The Wall Street Journal reported this week that executives from General Motors Corp. and Toyota Motor Corp., at the Geneva Auto Show Tuesday, "expressed doubts about the viability of hydrogen fuel cells for mass-market production in the near term and suggested their companies are now betting that electric cars will prove to be a better way to reduce fuel consumption and cut tailpipe emissions on a large scale."

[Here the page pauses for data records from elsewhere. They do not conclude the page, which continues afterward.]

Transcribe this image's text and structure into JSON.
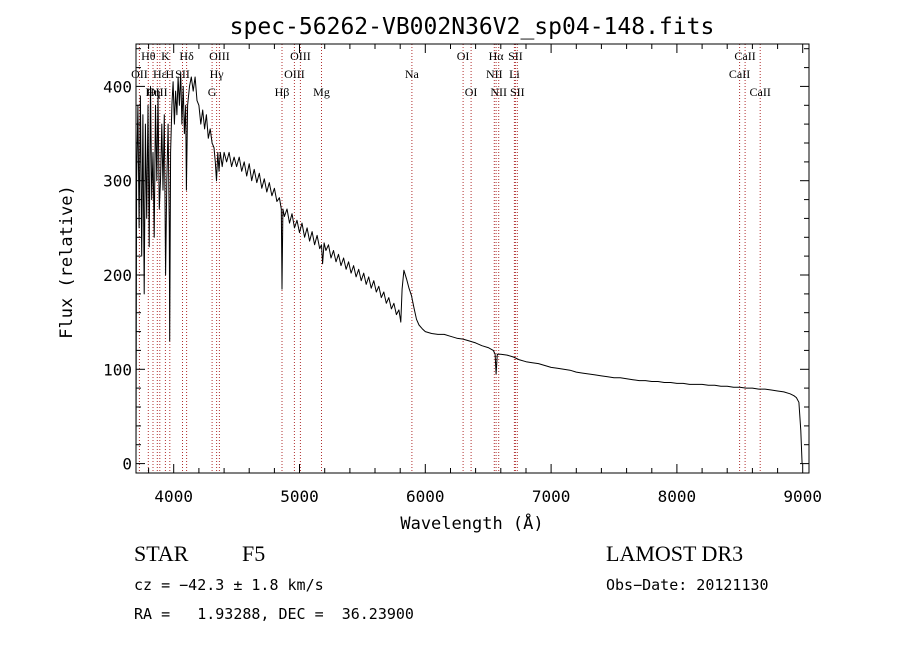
{
  "chart_data": {
    "type": "line",
    "title": "spec-56262-VB002N36V2_sp04-148.fits",
    "xlabel": "Wavelength (Å)",
    "ylabel": "Flux (relative)",
    "xlim": [
      3700,
      9050
    ],
    "ylim": [
      -10,
      445
    ],
    "x_ticks": [
      4000,
      5000,
      6000,
      7000,
      8000,
      9000
    ],
    "y_ticks": [
      0,
      100,
      200,
      300,
      400
    ],
    "x_minor_step": 200,
    "y_minor_step": 20,
    "line_color": "#000000",
    "marker_color": "#b03030",
    "spectrum": [
      [
        3700,
        5
      ],
      [
        3705,
        300
      ],
      [
        3715,
        380
      ],
      [
        3725,
        250
      ],
      [
        3735,
        390
      ],
      [
        3745,
        220
      ],
      [
        3755,
        370
      ],
      [
        3765,
        180
      ],
      [
        3775,
        360
      ],
      [
        3785,
        260
      ],
      [
        3795,
        380
      ],
      [
        3805,
        230
      ],
      [
        3815,
        400
      ],
      [
        3825,
        280
      ],
      [
        3835,
        330
      ],
      [
        3845,
        240
      ],
      [
        3855,
        380
      ],
      [
        3865,
        300
      ],
      [
        3875,
        390
      ],
      [
        3885,
        270
      ],
      [
        3895,
        300
      ],
      [
        3905,
        360
      ],
      [
        3915,
        290
      ],
      [
        3925,
        370
      ],
      [
        3935,
        200
      ],
      [
        3945,
        300
      ],
      [
        3955,
        360
      ],
      [
        3965,
        250
      ],
      [
        3968,
        130
      ],
      [
        3975,
        330
      ],
      [
        3985,
        380
      ],
      [
        3995,
        405
      ],
      [
        4005,
        360
      ],
      [
        4015,
        395
      ],
      [
        4025,
        370
      ],
      [
        4035,
        410
      ],
      [
        4045,
        380
      ],
      [
        4055,
        415
      ],
      [
        4065,
        360
      ],
      [
        4075,
        400
      ],
      [
        4085,
        350
      ],
      [
        4095,
        380
      ],
      [
        4101,
        290
      ],
      [
        4110,
        380
      ],
      [
        4125,
        400
      ],
      [
        4140,
        410
      ],
      [
        4155,
        395
      ],
      [
        4170,
        410
      ],
      [
        4185,
        385
      ],
      [
        4200,
        380
      ],
      [
        4215,
        360
      ],
      [
        4230,
        375
      ],
      [
        4245,
        355
      ],
      [
        4260,
        370
      ],
      [
        4275,
        345
      ],
      [
        4290,
        355
      ],
      [
        4305,
        340
      ],
      [
        4320,
        335
      ],
      [
        4330,
        320
      ],
      [
        4340,
        300
      ],
      [
        4350,
        330
      ],
      [
        4360,
        310
      ],
      [
        4370,
        330
      ],
      [
        4385,
        315
      ],
      [
        4400,
        330
      ],
      [
        4420,
        320
      ],
      [
        4440,
        330
      ],
      [
        4460,
        315
      ],
      [
        4480,
        325
      ],
      [
        4500,
        315
      ],
      [
        4520,
        325
      ],
      [
        4540,
        310
      ],
      [
        4560,
        320
      ],
      [
        4580,
        305
      ],
      [
        4600,
        318
      ],
      [
        4620,
        300
      ],
      [
        4640,
        312
      ],
      [
        4660,
        298
      ],
      [
        4680,
        308
      ],
      [
        4700,
        292
      ],
      [
        4720,
        302
      ],
      [
        4740,
        288
      ],
      [
        4760,
        298
      ],
      [
        4780,
        284
      ],
      [
        4800,
        292
      ],
      [
        4820,
        278
      ],
      [
        4840,
        282
      ],
      [
        4855,
        270
      ],
      [
        4861,
        185
      ],
      [
        4868,
        270
      ],
      [
        4880,
        262
      ],
      [
        4900,
        270
      ],
      [
        4920,
        255
      ],
      [
        4940,
        265
      ],
      [
        4960,
        250
      ],
      [
        4980,
        258
      ],
      [
        5000,
        245
      ],
      [
        5020,
        255
      ],
      [
        5040,
        240
      ],
      [
        5060,
        250
      ],
      [
        5080,
        236
      ],
      [
        5100,
        246
      ],
      [
        5120,
        232
      ],
      [
        5140,
        242
      ],
      [
        5160,
        228
      ],
      [
        5175,
        232
      ],
      [
        5183,
        212
      ],
      [
        5195,
        234
      ],
      [
        5210,
        226
      ],
      [
        5230,
        232
      ],
      [
        5250,
        218
      ],
      [
        5270,
        226
      ],
      [
        5290,
        214
      ],
      [
        5310,
        222
      ],
      [
        5330,
        210
      ],
      [
        5350,
        218
      ],
      [
        5370,
        206
      ],
      [
        5390,
        214
      ],
      [
        5410,
        202
      ],
      [
        5430,
        210
      ],
      [
        5450,
        198
      ],
      [
        5470,
        206
      ],
      [
        5490,
        194
      ],
      [
        5510,
        202
      ],
      [
        5530,
        190
      ],
      [
        5550,
        198
      ],
      [
        5570,
        186
      ],
      [
        5590,
        194
      ],
      [
        5610,
        182
      ],
      [
        5630,
        188
      ],
      [
        5650,
        176
      ],
      [
        5670,
        182
      ],
      [
        5690,
        170
      ],
      [
        5710,
        176
      ],
      [
        5730,
        164
      ],
      [
        5750,
        170
      ],
      [
        5770,
        158
      ],
      [
        5790,
        163
      ],
      [
        5805,
        150
      ],
      [
        5815,
        185
      ],
      [
        5830,
        205
      ],
      [
        5850,
        196
      ],
      [
        5870,
        186
      ],
      [
        5890,
        178
      ],
      [
        5910,
        165
      ],
      [
        5930,
        153
      ],
      [
        5950,
        147
      ],
      [
        5975,
        143
      ],
      [
        6000,
        140
      ],
      [
        6050,
        138
      ],
      [
        6100,
        137
      ],
      [
        6150,
        137
      ],
      [
        6200,
        135
      ],
      [
        6250,
        133
      ],
      [
        6300,
        132
      ],
      [
        6350,
        130
      ],
      [
        6400,
        128
      ],
      [
        6450,
        125
      ],
      [
        6500,
        123
      ],
      [
        6540,
        120
      ],
      [
        6555,
        116
      ],
      [
        6563,
        95
      ],
      [
        6572,
        116
      ],
      [
        6600,
        116
      ],
      [
        6650,
        115
      ],
      [
        6700,
        113
      ],
      [
        6750,
        110
      ],
      [
        6800,
        108
      ],
      [
        6850,
        107
      ],
      [
        6900,
        106
      ],
      [
        6950,
        104
      ],
      [
        7000,
        102
      ],
      [
        7050,
        101
      ],
      [
        7100,
        100
      ],
      [
        7150,
        99
      ],
      [
        7200,
        97
      ],
      [
        7250,
        96
      ],
      [
        7300,
        95
      ],
      [
        7350,
        94
      ],
      [
        7400,
        93
      ],
      [
        7450,
        92
      ],
      [
        7500,
        91
      ],
      [
        7550,
        91
      ],
      [
        7600,
        90
      ],
      [
        7650,
        89
      ],
      [
        7700,
        88
      ],
      [
        7750,
        88
      ],
      [
        7800,
        87
      ],
      [
        7850,
        87
      ],
      [
        7900,
        86
      ],
      [
        7950,
        86
      ],
      [
        8000,
        85
      ],
      [
        8050,
        85
      ],
      [
        8100,
        84
      ],
      [
        8150,
        84
      ],
      [
        8200,
        84
      ],
      [
        8250,
        83
      ],
      [
        8300,
        83
      ],
      [
        8350,
        82
      ],
      [
        8400,
        82
      ],
      [
        8450,
        81
      ],
      [
        8500,
        81
      ],
      [
        8550,
        80
      ],
      [
        8600,
        80
      ],
      [
        8650,
        79
      ],
      [
        8700,
        79
      ],
      [
        8750,
        78
      ],
      [
        8800,
        77
      ],
      [
        8850,
        76
      ],
      [
        8900,
        74
      ],
      [
        8930,
        72
      ],
      [
        8950,
        70
      ],
      [
        8970,
        65
      ],
      [
        8985,
        35
      ],
      [
        8995,
        0
      ]
    ],
    "lines": [
      {
        "name": "Hθ",
        "x": 3798,
        "row": 0
      },
      {
        "name": "OII",
        "x": 3727,
        "row": 1
      },
      {
        "name": "OIII",
        "x": 3869,
        "row": 2
      },
      {
        "name": "Hε",
        "x": 3889,
        "row": 1
      },
      {
        "name": "K",
        "x": 3934,
        "row": 0
      },
      {
        "name": "H",
        "x": 3969,
        "row": 1
      },
      {
        "name": "Hη",
        "x": 3835,
        "row": 2
      },
      {
        "name": "Hδ",
        "x": 4102,
        "row": 0
      },
      {
        "name": "SII",
        "x": 4070,
        "row": 1
      },
      {
        "name": "OIII",
        "x": 4363,
        "row": 0
      },
      {
        "name": "Hγ",
        "x": 4341,
        "row": 1
      },
      {
        "name": "G",
        "x": 4305,
        "row": 2
      },
      {
        "name": "Hβ",
        "x": 4861,
        "row": 2
      },
      {
        "name": "OIII",
        "x": 5007,
        "row": 0
      },
      {
        "name": "OIII",
        "x": 4959,
        "row": 1
      },
      {
        "name": "Mg",
        "x": 5175,
        "row": 2
      },
      {
        "name": "Na",
        "x": 5893,
        "row": 1
      },
      {
        "name": "OI",
        "x": 6300,
        "row": 0
      },
      {
        "name": "OI",
        "x": 6364,
        "row": 2
      },
      {
        "name": "Hα",
        "x": 6563,
        "row": 0
      },
      {
        "name": "NII",
        "x": 6548,
        "row": 1
      },
      {
        "name": "NII",
        "x": 6583,
        "row": 2
      },
      {
        "name": "SII",
        "x": 6716,
        "row": 0
      },
      {
        "name": "Li",
        "x": 6708,
        "row": 1
      },
      {
        "name": "SII",
        "x": 6731,
        "row": 2
      },
      {
        "name": "CaII",
        "x": 8542,
        "row": 0
      },
      {
        "name": "CaII",
        "x": 8498,
        "row": 1
      },
      {
        "name": "CaII",
        "x": 8662,
        "row": 2
      }
    ]
  },
  "info": {
    "object_type": "STAR",
    "subclass": "F5",
    "survey": "LAMOST DR3",
    "redshift": "cz = −42.3 ± 1.8 km/s",
    "obs_date": "Obs−Date: 20121130",
    "coords": "RA =   1.93288, DEC =  36.23900"
  }
}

Both GM Vice Chairman Bob Lutz and Toyota President Katsuaki Watanabe expressed strong opinions that fuel cells are too expensive and will be for some time and that advances in lithium-ion batteries make them much more practical as a mass-market product. . . . read the WSJ article
in a somewhat related post, the MIT Technology Review has a little more information on GM's BAS+ mild hybrid system that further explains how the Hitachi Li-ion batteries fit in with that system that increase the mileage by 20% and indicates that GM will use about 100,000 of these batteries annually by 2010.

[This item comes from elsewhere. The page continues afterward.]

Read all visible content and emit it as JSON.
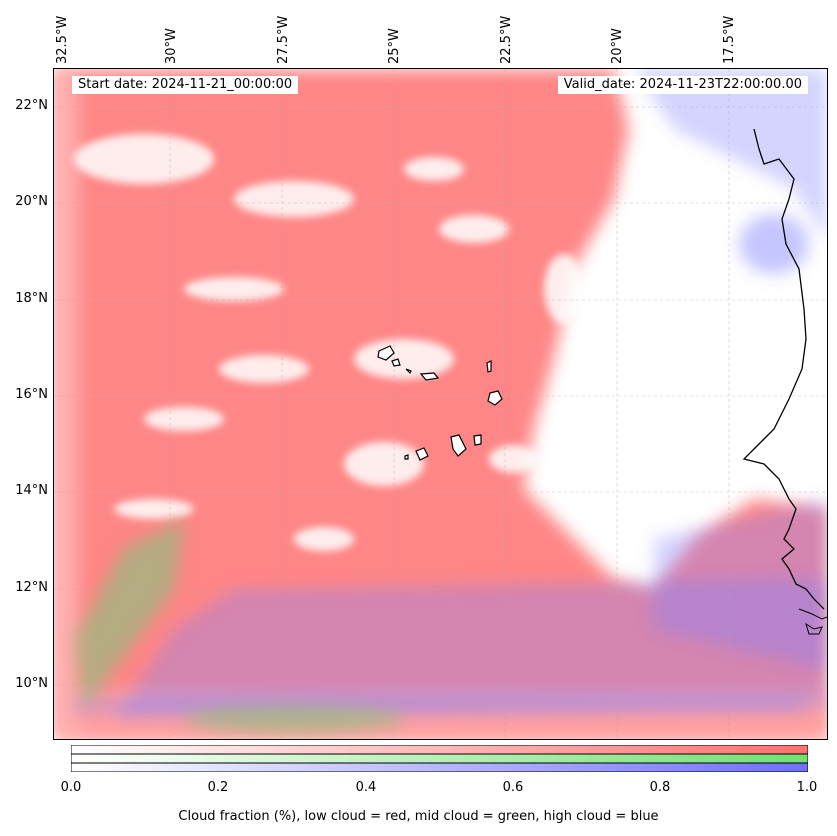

The new battery pack, a lithium-ion pack made by Hitachi, combined with an improved alternator-generator, can deliver three times more power than the company's older system, which used nickel metal hydride batteries. GM claims that this system will be a perfect complement to another fuel-saving strategy: downsizing the engine and adding a turbocharger for bursts of power. The turbocharger doesn't kick in right away, and it doesn't work well at low engine speeds. But the battery and motor kick in right away, compensating for the so-called turbo lag.

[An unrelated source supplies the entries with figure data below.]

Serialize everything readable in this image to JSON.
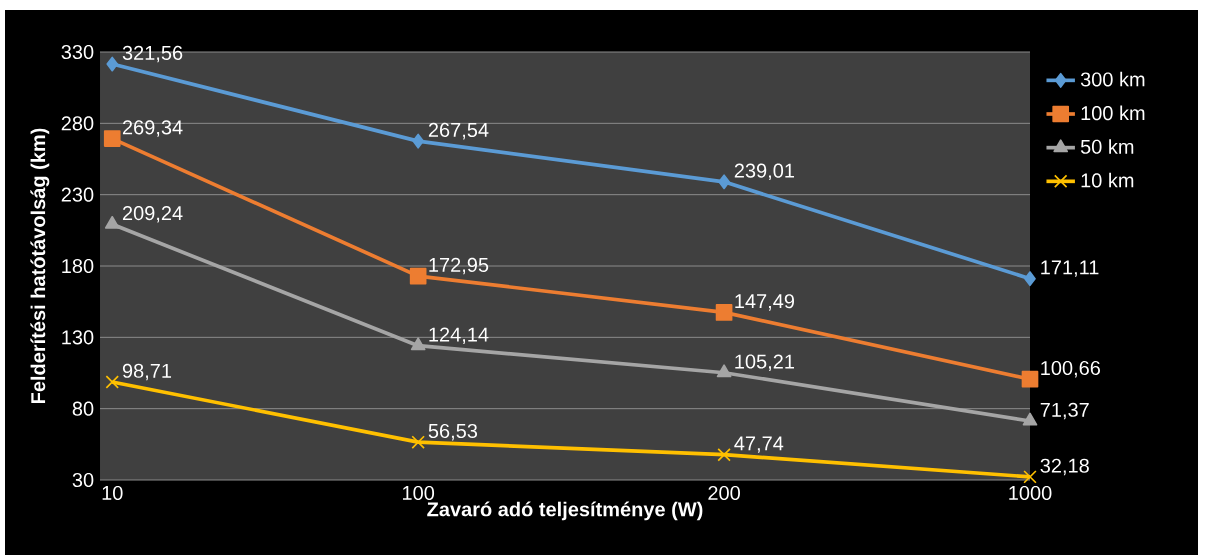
{
  "chart_data": {
    "type": "line",
    "xlabel": "Zavaró adó teljesítménye (W)",
    "ylabel": "Felderítési hatótávolság (km)",
    "categories": [
      "10",
      "100",
      "200",
      "1000"
    ],
    "ylim": [
      30,
      330
    ],
    "yticks": [
      30,
      80,
      130,
      180,
      230,
      280,
      330
    ],
    "grid": "y",
    "legend": "right",
    "series": [
      {
        "name": "300 km",
        "color": "#5b9bd5",
        "marker": "diamond",
        "values": [
          321.56,
          267.54,
          239.01,
          171.11
        ],
        "value_labels": [
          "321,56",
          "267,54",
          "239,01",
          "171,11"
        ]
      },
      {
        "name": "100 km",
        "color": "#ed7d31",
        "marker": "square",
        "values": [
          269.34,
          172.95,
          147.49,
          100.66
        ],
        "value_labels": [
          "269,34",
          "172,95",
          "147,49",
          "100,66"
        ]
      },
      {
        "name": "50 km",
        "color": "#a5a5a5",
        "marker": "triangle",
        "values": [
          209.24,
          124.14,
          105.21,
          71.37
        ],
        "value_labels": [
          "209,24",
          "124,14",
          "105,21",
          "71,37"
        ]
      },
      {
        "name": "10 km",
        "color": "#ffc000",
        "marker": "cross",
        "values": [
          98.71,
          56.53,
          47.74,
          32.18
        ],
        "value_labels": [
          "98,71",
          "56,53",
          "47,74",
          "32,18"
        ]
      }
    ]
  }
}
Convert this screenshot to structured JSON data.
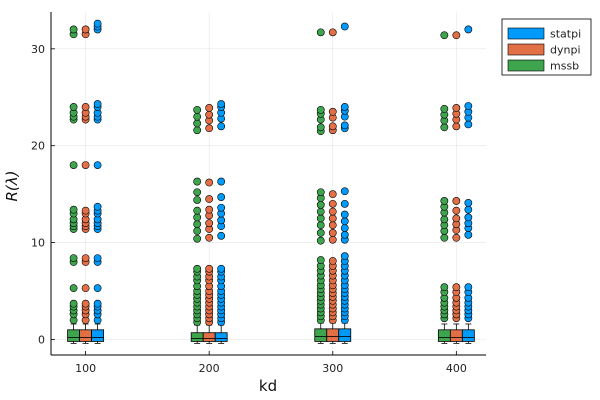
{
  "chart_data": {
    "type": "boxplot",
    "xlabel": "kd",
    "ylabel": "R(λ)",
    "categories": [
      "100",
      "200",
      "300",
      "400"
    ],
    "x_ticks": [
      100,
      200,
      300,
      400
    ],
    "y_ticks": [
      0,
      10,
      20,
      30
    ],
    "ylim": [
      -1.6,
      33.8
    ],
    "grid": true,
    "legend_position": "top-right",
    "series": [
      {
        "name": "statpi",
        "color": "#009AFA",
        "boxes": [
          {
            "x": 100,
            "min": -0.4,
            "q1": -0.2,
            "median": 0.2,
            "q3": 1.0,
            "max": 1.6,
            "outliers": [
              2.0,
              2.6,
              3.0,
              3.4,
              3.7,
              5.3,
              8.0,
              8.4,
              11.4,
              11.7,
              12.0,
              12.4,
              13.0,
              13.3,
              13.7,
              18.0,
              22.7,
              23.0,
              23.4,
              24.0,
              24.3,
              32.0,
              32.3,
              32.6
            ]
          },
          {
            "x": 200,
            "min": -0.4,
            "q1": -0.2,
            "median": 0.1,
            "q3": 0.7,
            "max": 1.5,
            "outliers": [
              1.8,
              2.2,
              2.6,
              3.0,
              3.4,
              3.8,
              4.2,
              4.6,
              5.0,
              5.5,
              6.1,
              6.5,
              7.0,
              7.3,
              10.7,
              11.7,
              12.3,
              13.0,
              13.6,
              14.7,
              16.3,
              22.0,
              22.8,
              23.4,
              24.0,
              24.3
            ]
          },
          {
            "x": 300,
            "min": -0.4,
            "q1": -0.2,
            "median": 0.3,
            "q3": 1.1,
            "max": 1.7,
            "outliers": [
              2.0,
              2.4,
              2.8,
              3.2,
              3.6,
              4.0,
              4.4,
              4.8,
              5.2,
              5.6,
              6.1,
              6.6,
              7.1,
              7.6,
              8.1,
              8.6,
              10.3,
              10.8,
              11.5,
              12.2,
              12.9,
              14.0,
              15.3,
              21.8,
              22.1,
              23.0,
              23.6,
              24.0,
              32.3
            ]
          },
          {
            "x": 400,
            "min": -0.4,
            "q1": -0.2,
            "median": 0.2,
            "q3": 1.0,
            "max": 1.6,
            "outliers": [
              2.2,
              2.6,
              3.0,
              3.4,
              3.8,
              4.3,
              4.9,
              5.4,
              10.8,
              11.5,
              12.0,
              12.6,
              13.4,
              14.1,
              22.2,
              22.9,
              23.5,
              24.1,
              32.0
            ]
          }
        ]
      },
      {
        "name": "dynpi",
        "color": "#E26F46",
        "boxes": [
          {
            "x": 100,
            "min": -0.4,
            "q1": -0.2,
            "median": 0.2,
            "q3": 1.0,
            "max": 1.6,
            "outliers": [
              2.0,
              2.6,
              3.0,
              3.4,
              3.7,
              5.3,
              8.0,
              8.4,
              11.4,
              11.7,
              12.0,
              12.4,
              13.0,
              13.3,
              18.0,
              22.7,
              23.0,
              23.4,
              24.0,
              31.5,
              32.0
            ]
          },
          {
            "x": 200,
            "min": -0.4,
            "q1": -0.2,
            "median": 0.1,
            "q3": 0.7,
            "max": 1.5,
            "outliers": [
              1.8,
              2.2,
              2.6,
              3.0,
              3.4,
              3.8,
              4.2,
              4.6,
              5.0,
              5.5,
              6.1,
              6.5,
              7.0,
              7.3,
              10.5,
              11.4,
              12.0,
              12.8,
              13.4,
              14.5,
              16.2,
              21.8,
              22.6,
              23.2,
              23.9
            ]
          },
          {
            "x": 300,
            "min": -0.4,
            "q1": -0.2,
            "median": 0.3,
            "q3": 1.1,
            "max": 1.7,
            "outliers": [
              2.0,
              2.4,
              2.8,
              3.2,
              3.6,
              4.0,
              4.4,
              4.8,
              5.2,
              5.6,
              6.1,
              6.6,
              7.1,
              7.6,
              8.1,
              10.3,
              11.0,
              11.8,
              12.5,
              13.2,
              14.0,
              15.0,
              21.6,
              22.0,
              22.9,
              23.5,
              31.7
            ]
          },
          {
            "x": 400,
            "min": -0.4,
            "q1": -0.2,
            "median": 0.2,
            "q3": 1.0,
            "max": 1.6,
            "outliers": [
              2.2,
              2.6,
              3.0,
              3.4,
              3.8,
              4.3,
              4.9,
              5.4,
              10.5,
              11.3,
              11.9,
              12.5,
              13.3,
              14.3,
              22.0,
              22.7,
              23.3,
              23.9,
              31.4
            ]
          }
        ]
      },
      {
        "name": "mssb",
        "color": "#3EA44E",
        "boxes": [
          {
            "x": 100,
            "min": -0.4,
            "q1": -0.2,
            "median": 0.2,
            "q3": 1.0,
            "max": 1.6,
            "outliers": [
              2.0,
              2.6,
              3.0,
              3.4,
              3.7,
              5.3,
              8.0,
              8.4,
              11.4,
              11.7,
              12.0,
              12.4,
              13.0,
              13.4,
              18.0,
              22.7,
              23.0,
              23.4,
              24.0,
              31.5,
              32.0
            ]
          },
          {
            "x": 200,
            "min": -0.4,
            "q1": -0.2,
            "median": 0.1,
            "q3": 0.7,
            "max": 1.5,
            "outliers": [
              1.8,
              2.2,
              2.6,
              3.0,
              3.4,
              3.8,
              4.2,
              4.6,
              5.0,
              5.5,
              6.1,
              6.5,
              7.0,
              7.3,
              10.4,
              11.2,
              11.9,
              12.6,
              13.3,
              14.4,
              15.2,
              16.3,
              21.6,
              22.3,
              23.0,
              23.7
            ]
          },
          {
            "x": 300,
            "min": -0.4,
            "q1": -0.2,
            "median": 0.3,
            "q3": 1.1,
            "max": 1.7,
            "outliers": [
              2.0,
              2.4,
              2.8,
              3.2,
              3.6,
              4.0,
              4.4,
              4.8,
              5.2,
              5.6,
              6.1,
              6.6,
              7.1,
              7.6,
              8.2,
              10.2,
              11.0,
              11.8,
              12.5,
              13.2,
              13.9,
              14.6,
              15.2,
              21.5,
              21.9,
              22.7,
              23.3,
              23.7,
              31.7
            ]
          },
          {
            "x": 400,
            "min": -0.4,
            "q1": -0.2,
            "median": 0.2,
            "q3": 1.0,
            "max": 1.6,
            "outliers": [
              2.2,
              2.6,
              3.0,
              3.4,
              3.8,
              4.3,
              4.9,
              5.4,
              10.5,
              11.2,
              11.8,
              12.4,
              13.1,
              13.7,
              14.3,
              21.9,
              22.6,
              23.2,
              23.8,
              31.4
            ]
          }
        ]
      }
    ]
  }
}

That is quite a change in attitude, considering the large amounts of money that these companies and others have spent developing fuel cells for light vehicles. This agrees with my assessment of the technology that I have expressed several times, most recently in my comments on my post EU Research Shows that Hydrogen Energy Could Reduce Oil Consumption in Road Transport by 40% by 2050.
Could the use of Hitachi batteries in their mild hybrids mean that they might not use A123Sytems batteries in the Volt or the Saturn hybrid? I don't think so, but does Hitachi have a better battery or is it just more available in the required time frame or is it just a means of diversifying suppliers.